O prefeito afastado de Cuiabá, Emanuel Pinheiro (MDB) protocolou um recurso no Superior Tribunal de Justiça (STJ), nesta segunda-feira (15) para tentar reverter a decisão do Tribunal de Justiça de Mato Grosso que determinou o afastamento do político de suas funções.

O recurso denominado “Suspensão de Liminar ou de Sentença” foi distrubuído ao presidente da Corte, ministro Humberto Martins.

No recurso, assinado pelos advogados Matheus Macedo e Yasmin Brehmer Handar, Emanuel argumenta que a decisão do TJMT causou grave lesão à ordem pública em razão de que afastou o prefeito legitimamente eleito por motivos que, para ele, não se sustentam.

A defesa do emedebista pontua três fatores que foram decisivos para o afastamento, mas que seriam improcedentes:

1º – que o número de servidores temporários tenha crescido em relação a gestões anteriores;

2º – que haja efetiva ingerência do Requerente nessas contratações/pagamentos;

3º – que se demonstre alguma evidência do ganho político decorrente das contratações.

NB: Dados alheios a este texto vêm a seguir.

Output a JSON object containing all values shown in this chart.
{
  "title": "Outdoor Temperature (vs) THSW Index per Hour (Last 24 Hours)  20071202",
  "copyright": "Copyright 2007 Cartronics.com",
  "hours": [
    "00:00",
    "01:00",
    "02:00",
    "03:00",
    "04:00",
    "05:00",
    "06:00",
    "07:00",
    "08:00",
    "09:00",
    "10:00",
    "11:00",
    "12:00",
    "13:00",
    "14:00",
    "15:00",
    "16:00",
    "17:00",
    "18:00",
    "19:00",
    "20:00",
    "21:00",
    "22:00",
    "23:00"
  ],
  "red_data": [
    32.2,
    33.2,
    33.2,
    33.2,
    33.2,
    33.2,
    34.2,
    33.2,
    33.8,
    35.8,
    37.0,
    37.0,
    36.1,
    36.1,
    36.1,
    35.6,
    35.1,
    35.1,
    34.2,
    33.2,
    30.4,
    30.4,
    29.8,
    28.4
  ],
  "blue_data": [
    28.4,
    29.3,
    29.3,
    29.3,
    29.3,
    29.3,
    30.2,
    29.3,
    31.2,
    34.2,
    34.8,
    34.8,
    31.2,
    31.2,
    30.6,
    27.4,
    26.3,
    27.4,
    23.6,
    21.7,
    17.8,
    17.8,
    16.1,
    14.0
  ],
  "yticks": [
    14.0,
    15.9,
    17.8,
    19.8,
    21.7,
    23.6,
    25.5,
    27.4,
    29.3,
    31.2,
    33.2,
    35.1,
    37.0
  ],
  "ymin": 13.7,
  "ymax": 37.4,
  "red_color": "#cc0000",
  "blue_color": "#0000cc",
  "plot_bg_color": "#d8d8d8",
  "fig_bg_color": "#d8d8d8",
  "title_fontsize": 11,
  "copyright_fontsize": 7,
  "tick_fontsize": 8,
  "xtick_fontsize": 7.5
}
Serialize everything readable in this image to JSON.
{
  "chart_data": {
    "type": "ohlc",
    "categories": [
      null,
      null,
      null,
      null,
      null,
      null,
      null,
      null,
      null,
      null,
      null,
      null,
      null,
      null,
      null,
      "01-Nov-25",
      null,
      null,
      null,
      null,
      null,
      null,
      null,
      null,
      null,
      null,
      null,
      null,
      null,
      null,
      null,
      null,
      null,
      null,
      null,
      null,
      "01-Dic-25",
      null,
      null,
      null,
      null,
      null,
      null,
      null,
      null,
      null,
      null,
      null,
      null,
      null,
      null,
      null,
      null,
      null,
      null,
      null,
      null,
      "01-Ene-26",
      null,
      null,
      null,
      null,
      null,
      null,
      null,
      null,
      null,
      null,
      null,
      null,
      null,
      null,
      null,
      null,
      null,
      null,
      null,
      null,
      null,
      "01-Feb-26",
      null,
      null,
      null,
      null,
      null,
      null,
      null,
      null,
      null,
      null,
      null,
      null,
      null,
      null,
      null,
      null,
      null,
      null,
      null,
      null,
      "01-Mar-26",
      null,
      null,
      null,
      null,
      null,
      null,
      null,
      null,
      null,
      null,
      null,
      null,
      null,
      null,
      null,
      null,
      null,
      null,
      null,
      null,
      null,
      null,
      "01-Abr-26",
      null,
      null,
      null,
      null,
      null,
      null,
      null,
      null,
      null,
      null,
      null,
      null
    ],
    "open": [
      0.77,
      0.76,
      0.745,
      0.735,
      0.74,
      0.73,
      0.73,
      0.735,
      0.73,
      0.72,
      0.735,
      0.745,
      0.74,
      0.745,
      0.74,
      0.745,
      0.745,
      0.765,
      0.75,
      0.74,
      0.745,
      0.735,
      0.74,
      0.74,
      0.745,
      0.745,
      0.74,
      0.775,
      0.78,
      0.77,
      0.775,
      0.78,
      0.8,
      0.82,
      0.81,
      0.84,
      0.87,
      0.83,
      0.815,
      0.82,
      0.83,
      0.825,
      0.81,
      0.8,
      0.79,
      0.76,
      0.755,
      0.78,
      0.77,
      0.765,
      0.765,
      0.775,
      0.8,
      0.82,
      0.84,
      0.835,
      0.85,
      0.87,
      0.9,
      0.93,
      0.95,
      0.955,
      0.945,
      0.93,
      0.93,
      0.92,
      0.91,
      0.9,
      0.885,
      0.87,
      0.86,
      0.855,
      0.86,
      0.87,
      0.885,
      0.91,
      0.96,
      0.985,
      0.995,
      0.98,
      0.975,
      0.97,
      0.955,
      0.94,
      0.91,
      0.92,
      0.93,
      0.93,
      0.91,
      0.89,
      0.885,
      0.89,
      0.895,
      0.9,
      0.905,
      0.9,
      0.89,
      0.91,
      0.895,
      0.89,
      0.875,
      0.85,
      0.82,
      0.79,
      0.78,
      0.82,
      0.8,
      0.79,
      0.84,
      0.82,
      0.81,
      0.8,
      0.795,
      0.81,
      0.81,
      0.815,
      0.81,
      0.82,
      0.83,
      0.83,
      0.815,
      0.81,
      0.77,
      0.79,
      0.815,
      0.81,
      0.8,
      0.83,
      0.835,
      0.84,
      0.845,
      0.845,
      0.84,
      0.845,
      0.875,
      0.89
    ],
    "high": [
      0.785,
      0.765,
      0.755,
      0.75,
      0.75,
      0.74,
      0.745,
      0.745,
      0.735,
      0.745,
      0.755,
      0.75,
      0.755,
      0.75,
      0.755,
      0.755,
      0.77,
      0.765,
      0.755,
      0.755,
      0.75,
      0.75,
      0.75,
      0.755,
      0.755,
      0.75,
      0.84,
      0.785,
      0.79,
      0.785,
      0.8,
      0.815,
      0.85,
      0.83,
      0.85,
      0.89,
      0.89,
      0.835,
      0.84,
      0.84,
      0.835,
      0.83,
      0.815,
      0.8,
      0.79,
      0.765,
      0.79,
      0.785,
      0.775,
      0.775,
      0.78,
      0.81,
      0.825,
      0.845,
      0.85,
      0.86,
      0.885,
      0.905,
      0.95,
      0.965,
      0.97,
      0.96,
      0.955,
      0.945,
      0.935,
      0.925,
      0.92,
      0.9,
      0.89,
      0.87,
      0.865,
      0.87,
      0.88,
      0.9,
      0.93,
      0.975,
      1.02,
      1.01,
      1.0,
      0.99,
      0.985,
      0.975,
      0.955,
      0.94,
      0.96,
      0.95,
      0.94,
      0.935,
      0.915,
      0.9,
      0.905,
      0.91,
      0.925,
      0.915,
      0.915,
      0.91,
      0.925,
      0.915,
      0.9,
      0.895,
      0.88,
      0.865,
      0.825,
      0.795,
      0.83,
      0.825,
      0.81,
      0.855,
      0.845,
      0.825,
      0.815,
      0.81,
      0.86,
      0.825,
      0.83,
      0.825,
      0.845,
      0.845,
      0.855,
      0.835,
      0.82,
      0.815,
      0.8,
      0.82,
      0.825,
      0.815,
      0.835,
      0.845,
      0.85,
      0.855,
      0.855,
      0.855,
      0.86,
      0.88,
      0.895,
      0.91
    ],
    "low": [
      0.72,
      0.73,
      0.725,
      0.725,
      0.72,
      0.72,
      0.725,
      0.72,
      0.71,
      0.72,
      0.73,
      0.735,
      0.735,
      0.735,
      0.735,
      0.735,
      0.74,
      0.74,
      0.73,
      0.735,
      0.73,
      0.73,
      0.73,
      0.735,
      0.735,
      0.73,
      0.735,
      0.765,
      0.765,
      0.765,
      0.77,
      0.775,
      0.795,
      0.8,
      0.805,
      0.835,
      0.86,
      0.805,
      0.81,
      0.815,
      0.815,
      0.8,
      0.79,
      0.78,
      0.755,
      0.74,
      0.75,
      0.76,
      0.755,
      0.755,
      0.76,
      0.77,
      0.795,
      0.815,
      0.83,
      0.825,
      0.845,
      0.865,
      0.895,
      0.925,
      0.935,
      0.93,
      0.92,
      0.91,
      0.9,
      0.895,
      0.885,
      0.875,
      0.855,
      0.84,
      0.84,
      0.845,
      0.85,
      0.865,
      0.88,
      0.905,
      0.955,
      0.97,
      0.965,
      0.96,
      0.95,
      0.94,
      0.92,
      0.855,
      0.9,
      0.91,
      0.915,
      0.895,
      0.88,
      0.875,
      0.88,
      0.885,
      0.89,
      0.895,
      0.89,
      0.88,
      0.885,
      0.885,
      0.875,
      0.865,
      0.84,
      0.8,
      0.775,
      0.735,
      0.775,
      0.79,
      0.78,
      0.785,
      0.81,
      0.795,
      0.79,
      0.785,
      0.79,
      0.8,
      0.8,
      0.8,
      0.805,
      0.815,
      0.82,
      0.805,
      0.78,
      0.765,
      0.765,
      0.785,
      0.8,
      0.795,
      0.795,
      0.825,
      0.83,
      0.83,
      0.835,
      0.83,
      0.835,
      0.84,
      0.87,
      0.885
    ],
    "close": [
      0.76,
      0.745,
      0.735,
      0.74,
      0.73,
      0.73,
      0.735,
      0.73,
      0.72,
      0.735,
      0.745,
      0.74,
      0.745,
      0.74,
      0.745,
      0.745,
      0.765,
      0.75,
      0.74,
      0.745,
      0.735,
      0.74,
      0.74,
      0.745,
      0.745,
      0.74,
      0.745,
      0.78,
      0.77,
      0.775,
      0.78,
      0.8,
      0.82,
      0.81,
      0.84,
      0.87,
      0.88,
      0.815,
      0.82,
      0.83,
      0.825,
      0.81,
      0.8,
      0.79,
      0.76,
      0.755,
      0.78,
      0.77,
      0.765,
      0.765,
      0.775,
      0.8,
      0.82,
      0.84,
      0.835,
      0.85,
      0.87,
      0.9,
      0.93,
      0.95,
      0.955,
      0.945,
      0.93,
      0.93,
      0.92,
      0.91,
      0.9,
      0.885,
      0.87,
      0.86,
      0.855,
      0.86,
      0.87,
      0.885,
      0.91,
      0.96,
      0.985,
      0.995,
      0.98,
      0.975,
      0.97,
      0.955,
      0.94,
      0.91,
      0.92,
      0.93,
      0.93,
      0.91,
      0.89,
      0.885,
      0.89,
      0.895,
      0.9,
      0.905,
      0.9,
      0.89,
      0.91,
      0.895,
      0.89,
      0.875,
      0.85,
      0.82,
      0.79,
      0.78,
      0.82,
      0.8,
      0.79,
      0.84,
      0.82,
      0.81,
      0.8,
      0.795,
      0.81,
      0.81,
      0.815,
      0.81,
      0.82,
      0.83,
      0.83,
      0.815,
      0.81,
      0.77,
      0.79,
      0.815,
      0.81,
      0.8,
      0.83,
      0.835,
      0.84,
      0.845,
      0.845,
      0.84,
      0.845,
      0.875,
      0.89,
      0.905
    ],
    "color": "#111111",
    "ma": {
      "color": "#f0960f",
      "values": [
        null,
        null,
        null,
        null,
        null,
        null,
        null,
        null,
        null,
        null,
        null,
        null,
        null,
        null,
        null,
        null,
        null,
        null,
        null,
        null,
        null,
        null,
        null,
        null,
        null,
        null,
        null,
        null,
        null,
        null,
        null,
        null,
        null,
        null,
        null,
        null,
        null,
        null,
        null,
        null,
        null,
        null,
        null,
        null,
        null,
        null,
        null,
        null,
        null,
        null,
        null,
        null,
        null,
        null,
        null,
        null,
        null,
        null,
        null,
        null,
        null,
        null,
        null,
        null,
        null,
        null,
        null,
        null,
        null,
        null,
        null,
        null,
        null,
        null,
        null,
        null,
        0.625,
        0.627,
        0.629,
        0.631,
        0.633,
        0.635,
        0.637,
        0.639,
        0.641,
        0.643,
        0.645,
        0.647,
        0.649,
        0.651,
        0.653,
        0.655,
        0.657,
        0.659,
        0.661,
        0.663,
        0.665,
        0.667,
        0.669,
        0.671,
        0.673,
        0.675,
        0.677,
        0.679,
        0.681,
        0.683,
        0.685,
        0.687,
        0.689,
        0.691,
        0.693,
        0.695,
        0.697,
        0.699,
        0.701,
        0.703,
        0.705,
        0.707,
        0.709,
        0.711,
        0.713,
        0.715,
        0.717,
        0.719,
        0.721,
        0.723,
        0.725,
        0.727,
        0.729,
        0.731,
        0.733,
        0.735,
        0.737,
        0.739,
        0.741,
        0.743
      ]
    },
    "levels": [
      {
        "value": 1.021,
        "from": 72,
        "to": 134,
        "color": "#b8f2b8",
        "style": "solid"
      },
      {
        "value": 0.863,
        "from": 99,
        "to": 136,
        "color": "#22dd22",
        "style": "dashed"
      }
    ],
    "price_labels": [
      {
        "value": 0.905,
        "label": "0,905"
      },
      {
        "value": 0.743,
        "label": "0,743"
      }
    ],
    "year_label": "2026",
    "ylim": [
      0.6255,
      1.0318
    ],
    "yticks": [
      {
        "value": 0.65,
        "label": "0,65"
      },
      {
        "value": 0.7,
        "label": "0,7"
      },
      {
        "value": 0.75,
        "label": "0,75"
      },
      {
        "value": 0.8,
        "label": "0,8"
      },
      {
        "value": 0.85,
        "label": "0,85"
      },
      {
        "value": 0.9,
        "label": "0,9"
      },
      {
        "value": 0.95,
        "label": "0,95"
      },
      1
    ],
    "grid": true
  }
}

“(…) a decisão impugnada não logrou êxito em delinear qual seria a efetiva ingerência do Requerente nas contratações de servidores temporários e nos pagamentos de prêmio saúde, porquanto, a priori, nenhuma dessas atribuições é de competência do Prefeito”, diz trecho do recurso.

A defesa de Emanuel também demonstrou que, ao contrário do que afirma o Ministério Público Estadual (MPE), a atual gestão trabalhou para resolver os problemas das contratrações temporárias de acordo com a capacidade financeira da Prefeitura de Cuiabá.

Para isso, o prefeito afastado mostrou um quadro onde mostra o número de processos seletivos simplificados realizados pela atual gestão.

Emanuel também pontuou que o problema das contratações temporárias é herdado de seus antecessores.

“(…) a contratação de funcionários temporários na Secretaria Municipal de Saúde de Cuiabá é um problema que foi herdado pelo Requerente de seus antecessores, conforme expressamente reconhecido pelo Ministério Público no âmbito da já mencionada Medida Cautelar nº 47.520/2021”, argumentou.

“Exemplo disso é que a ação civil pública originária de todos os supostos descumprimentos perpetrados pelo Requerente (00201140-72.2009.8.11.0041) data do ano de 2009!”, completaram os advogados.

Ainda não há nenhuma decisão sobre o recurso.